In 2004 three friends Dr. Cecil Houston, Dean, Faculty of Arts and Social Sciences at the University of Windsor, John Solarski a High School Counsellor and Dave Watkins a History Teacher at Weston Collegiate in Toronto had a conversation about black youth getting to university. They all had seen first hand the need to help young black students realise that they could get to university and do well. They agreed to create a dialogue for students who could identify with being part of the African Diaspora. Their goals were to inspire young people through an intense learning experience that would encourage them to proceed to higher education.
The first mini Diaspora conference was held on May 11-12, 2004 as part of a larger international conference on Imagining Diasporas: Space, Identity and Social Change held at the University of Windsor. Approximately 70 Canadian and American high-school students of African descent attended, representing 3 schools from the Windsor, Toronto, and Detroit areas. Students participated in discussions on the topic of Diaspora, their common African heritage, and their life and career aspirations. The students were guided through the conference by university students of African descent and workshops were led by local community leaders of African descent.
In 2005 the University of Windsor and the Toronto District School Board signed a Memorandum of Understanding to continue the work to inspire students who might otherwise discount a University education among their life goals. This is in keeping with the Toronto District School Board’s support for Equity and access to Opportunity/pathways that increase the enrolment of minority students in post-secondary programs. The University of Windsor’s collaboration in this partnership was founded on parallel interests in social justice, serving the Windsor African-Canadian community as well as the culturally diverse student population at the university. Windsor was the first university in Canada to offer an Undergraduate Diaspora Studies Program.
The second conference in 2005 was Back to Your Future – An African Diaspora Youth Conference. The reason behind the title was to get students to think about their history, whether personal or cultural, and make them more aware of where they come from so they know where they are going. A visit to the John Freeman Walls Homestead and Underground Railroad Museum in Puce added another dimension to the students’ experience. Dr. Howard McCurdy the first African-Canadian Member of Parliament, served as the keynote speaker. The attendance in 2005 was 170 students, representing 8 schools from Windsor and Toronto. Unfortunately, Detroit students were unable to attend.
The third conference in 2006 was Pathway to Success – An African Diaspora Youth Conference. This particular theme was chosen focusing on the steps the students would have to take to achieve their personal success. Workshop facilitators represented several careers paths of interest to the students, in which students were given information on the tools necessary to follow the same career path. The Honourable Justice Lloyd Dean, served as the keynote speaker. The attendance in 2006 was approximately 200 students, from Windsor, Toronto and Detroit.

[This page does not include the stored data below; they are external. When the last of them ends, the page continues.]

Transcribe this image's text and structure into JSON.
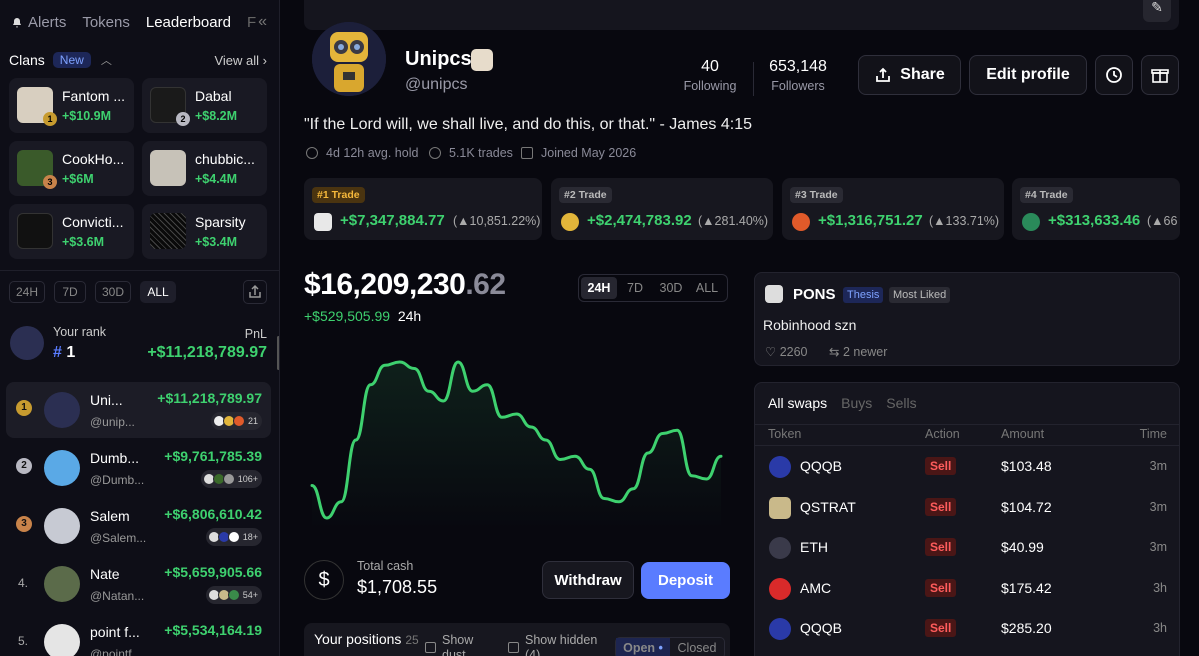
{
  "sidebar": {
    "tabs": [
      "Alerts",
      "Tokens",
      "Leaderboard",
      "F"
    ],
    "clans_label": "Clans",
    "new_badge": "New",
    "view_all": "View all",
    "clans": [
      {
        "name": "Fantom ...",
        "amount": "+$10.9M",
        "color": "#d8cfc0"
      },
      {
        "name": "Dabal",
        "amount": "+$8.2M",
        "color": "#1a1a1a"
      },
      {
        "name": "CookHo...",
        "amount": "+$6M",
        "color": "#3a5a2a"
      },
      {
        "name": "chubbic...",
        "amount": "+$4.4M",
        "color": "#c7c2b8"
      },
      {
        "name": "Convicti...",
        "amount": "+$3.6M",
        "color": "#111111"
      },
      {
        "name": "Sparsity",
        "amount": "+$3.4M",
        "color": "#0a0a0a"
      }
    ],
    "periods": [
      "24H",
      "7D",
      "30D",
      "ALL"
    ],
    "your_rank_label": "Your rank",
    "pnl_label": "PnL",
    "your_rank": "1",
    "your_pnl": "+$11,218,789.97",
    "leaderboard": [
      {
        "pos": "1",
        "name": "Uni...",
        "handle": "@unip...",
        "pnl": "+$11,218,789.97",
        "count": "21",
        "medal": "#c79b2f",
        "avatar": "#2b2f52"
      },
      {
        "pos": "2",
        "name": "Dumb...",
        "handle": "@Dumb...",
        "pnl": "+$9,761,785.39",
        "count": "106+",
        "medal": "#b8b8c2",
        "avatar": "#5aa9e6"
      },
      {
        "pos": "3",
        "name": "Salem",
        "handle": "@Salem...",
        "pnl": "+$6,806,610.42",
        "count": "18+",
        "medal": "#c8834a",
        "avatar": "#c7cad3"
      },
      {
        "pos": "4.",
        "name": "Nate",
        "handle": "@Natan...",
        "pnl": "+$5,659,905.66",
        "count": "54+",
        "medal": "",
        "avatar": "#5b6b4a"
      },
      {
        "pos": "5.",
        "name": "point f...",
        "handle": "@pointf...",
        "pnl": "+$5,534,164.19",
        "count": "",
        "medal": "",
        "avatar": "#e5e5e5"
      }
    ]
  },
  "profile": {
    "name": "Unipcs",
    "handle": "@unipcs",
    "following": "40",
    "following_label": "Following",
    "followers": "653,148",
    "followers_label": "Followers",
    "share": "Share",
    "edit": "Edit profile",
    "quote": "\"If the Lord will, we shall live, and do this, or that.\" - James 4:15",
    "hold": "4d 12h avg. hold",
    "trades": "5.1K trades",
    "joined": "Joined May 2026"
  },
  "top_trades": [
    {
      "tag": "#1 Trade",
      "amount": "+$7,347,884.77",
      "pct": "▲10,851.22%)",
      "color": "#e8e8e8"
    },
    {
      "tag": "#2 Trade",
      "amount": "+$2,474,783.92",
      "pct": "▲281.40%)",
      "color": "#e2b53a"
    },
    {
      "tag": "#3 Trade",
      "amount": "+$1,316,751.27",
      "pct": "▲133.71%)",
      "color": "#e05a2a"
    },
    {
      "tag": "#4 Trade",
      "amount": "+$313,633.46",
      "pct": "▲66",
      "color": "#2a8a5a"
    }
  ],
  "portfolio": {
    "value_main": "$16,209,230",
    "value_dec": ".62",
    "delta": "+$529,505.99",
    "delta_period": "24h",
    "periods": [
      "24H",
      "7D",
      "30D",
      "ALL"
    ],
    "total_cash_label": "Total cash",
    "total_cash": "$1,708.55",
    "withdraw": "Withdraw",
    "deposit": "Deposit",
    "positions_title": "Your positions",
    "positions_count": "25",
    "show_dust": "Show dust",
    "show_hidden": "Show hidden (4)",
    "open": "Open",
    "closed": "Closed"
  },
  "chart_data": {
    "type": "line",
    "period": "24h",
    "values": [
      31,
      21,
      26,
      45,
      62,
      68,
      69,
      67,
      60,
      57,
      69,
      60,
      62,
      52,
      53,
      49,
      45,
      39,
      40,
      36,
      27,
      26,
      30,
      41,
      47,
      48,
      34,
      33,
      40
    ]
  },
  "post": {
    "name": "PONS",
    "badge1": "Thesis",
    "badge2": "Most Liked",
    "text": "Robinhood szn",
    "likes": "2260",
    "newer": "2 newer"
  },
  "swaps": {
    "tabs": [
      "All swaps",
      "Buys",
      "Sells"
    ],
    "headers": [
      "Token",
      "Action",
      "Amount",
      "Time"
    ],
    "rows": [
      {
        "token": "QQQB",
        "action": "Sell",
        "amount": "$103.48",
        "time": "3m",
        "color": "#2a3aa8"
      },
      {
        "token": "QSTRAT",
        "action": "Sell",
        "amount": "$104.72",
        "time": "3m",
        "color": "#c9b98a"
      },
      {
        "token": "ETH",
        "action": "Sell",
        "amount": "$40.99",
        "time": "3m",
        "color": "#3a3a4a"
      },
      {
        "token": "AMC",
        "action": "Sell",
        "amount": "$175.42",
        "time": "3h",
        "color": "#d92a2a"
      },
      {
        "token": "QQQB",
        "action": "Sell",
        "amount": "$285.20",
        "time": "3h",
        "color": "#2a3aa8"
      }
    ]
  }
}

The fourth conference in 2007 was History + Knowledge = Power. The number of students attending this conference was 250. Students from Toronto, Windsor and once again Detroit representing nearly 20 schools. The focus of this conference was history and how it is important to know where you have been in order to know where you are going. The keynote speaker for this conference was Al St. Louis, Founder and CEO of "When Words Are Spoken.
The fifth conference (2008) took place May 11-12 and the theme is Sankofa: Learning from the past to build the future. Once again, there were approximately 250 students from Toronto, Windsor and Detroit area High Schools. The Keynote speaker was Bonna Mohamed with Isaiah McKinnon and Dr. Bryan Walls giving special talks.
The sixth conference (2009) took place May 14 - 16. It's theme was Hip Hope: History, Influence, Purpose. The conference grew to 300 students from Windsor and Toronto. Ngozi Paul an award winning, Canadian actress best known as the co-creator, co-executive producer, and actress on Global TV hit comedic drama Da Kink in My Hair was the keynote speaker.
The seventh conference (2010) took place May 13-15. It's theme was MEdia: More than meets the 'I'. The conference exceded expectations and grew to 367 students from Windsor and Toronto in attendance. The keynote speaker was Dr. Raphael Heaggans an Assistant Professor of Teacher Education at Niagara University who earned his doctorate in education from West Virginia University. He is a former consultant with the US Department of Education and a former 7th and 8th grade language arts teacher.
The eighth conference (2011) took place May 12 - 14. It's theme was "Mapping Me, I Am Who I say I am.
This year, the keynote speaker was Mr. Charles Pugh, President of Detroit City Council.
The ninth conference ran from Thursday, May 10 to Saturday, May 12. 2012 with the theme: Shosholoza - Know where. Create Your Own Story. The word Shosholoza means to go forward, which suggests encouragement and advancement.
This year the keynote speaker was the Mayor of Southfield Michigan, Ms. Brenda L. Lawrence. The closing speaker was Mr. Quentin Vercetty Lindsay, a self proclaimed Artvist (artist + activist)/Edutainer (educator and entertainer) who has no limit when it comes to his artistic expression.